There's a story here; I can smell it. (I have a nose for such things.)

-- f

Time said...

THE Michael,
You've been poxed.

FP,
I won't be cutting off my nose to spite my face (just an ear).

Hayden said...

how eerie. I posted on sounds and come here and find - ears.

(careful! mind your poxing tim, I said eerie NOT eary. and it is. eerie, that is.)

Time said...

Hayden,
Hear, hear...

JP (mom) said...

Dear Tim,
No funny comments from JP tonight ... just a note to say your writing, your contributions in your job ... neither are irrelevant. I think we all the prize (the publishing contract, the recognition, etc) but, in the end, the lesser-known contributions in this life are the ones we will be remembered for (if not the masses, at least the people who matter the most.) Anyway, JP thinks you rock! much peace & love, The JanePoe!

Time said...

Lights, a closet poet now, are you?

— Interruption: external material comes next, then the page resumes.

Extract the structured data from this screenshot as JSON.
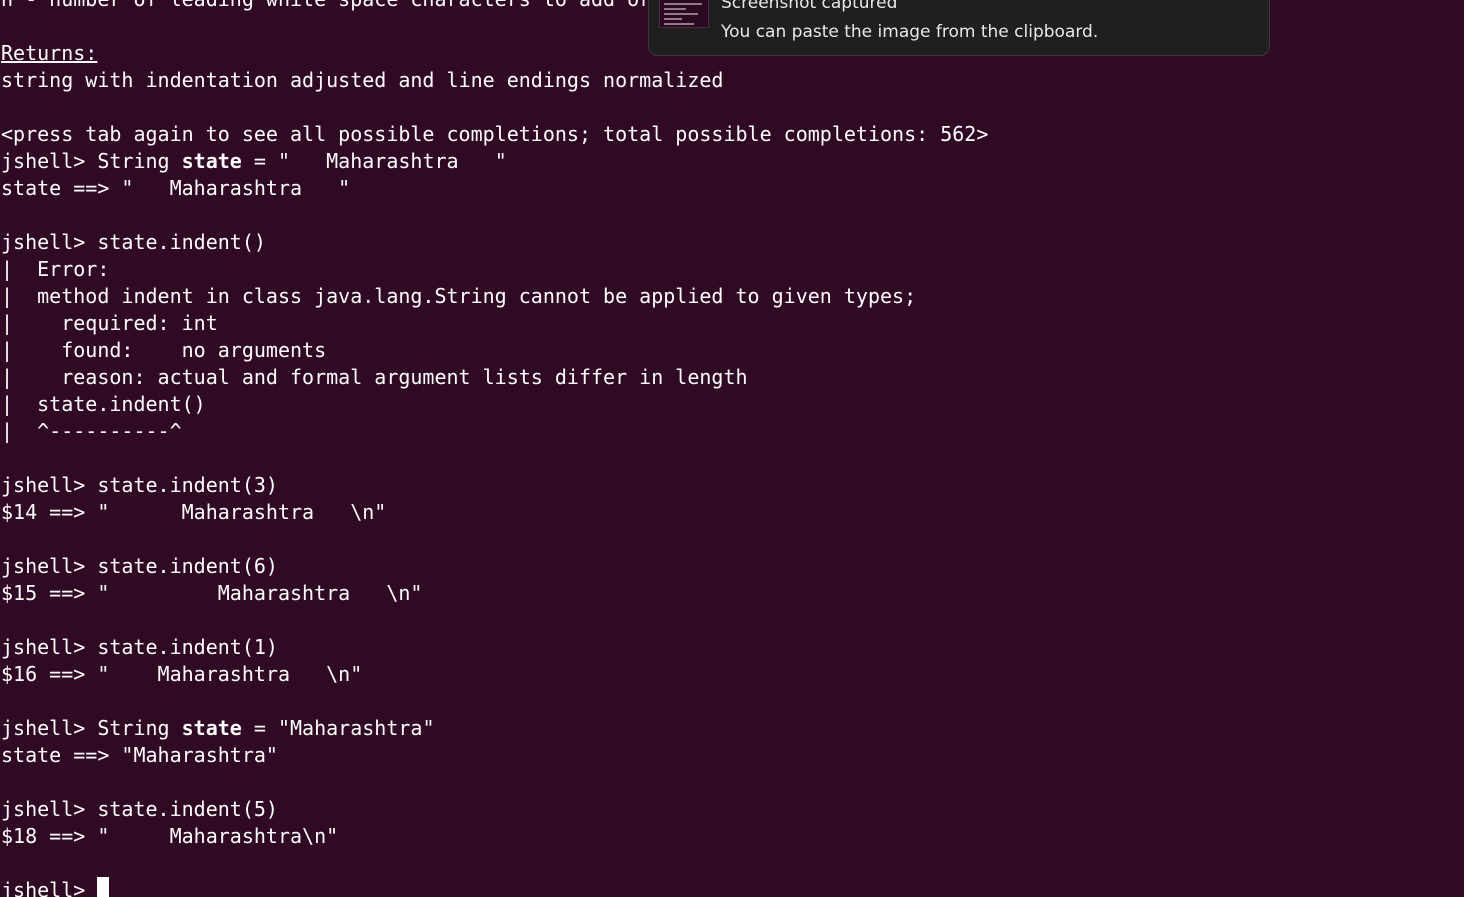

Still, a pox upon you my friend.

JP, Thank you. I appreciate that very much! Good thoughts to you as well.

Anonymous said...

Forgive me for being a little bit behind here, but...

I do consider myself an artist. Not by profession though. I have made some money, a bit here a bit there for commissioned work (usually portraits). Some of it helped pay for art supplies while in college. I took all those really boring art classes. The most valuable class was "Color". It seemed the most boring class so I saved it for last. We mixed colors non-stop... just mixed color after color. Nothing creative at all, just the mathematics of color. That class shaved the time it took me to do a painting by half.

Anyway, I've been asked why I don't quit my job and pursue art full-time. Apparently I'm wasting my talent. The reason I don't quit is because I'm not stupid. They call em "starving" artists for a reason. I also realized that I didn't want my talent to become a product that can be purchased for a price. I don't want to rely on the opinion of others to enjoy painting. As it is, I paint when I want and what I want. If no one buys it, who cares. I don't need the money because I have a job.

I hope that my paintings are passed down through my family to my great great grandchildren. I hope they hang on the walls of my descendents for centuries. It a way, it gives me immortality.

Time said...

Shandi, Having seen your work, I would definitely call you an artist. And you hit the nail on the head. The best way to create art is by doing it on your own terms. The minute someone pays you, they rob us a bit of our creativity. I may not get paid to blog, but it gives me a freedom I've never had when I was paid to write.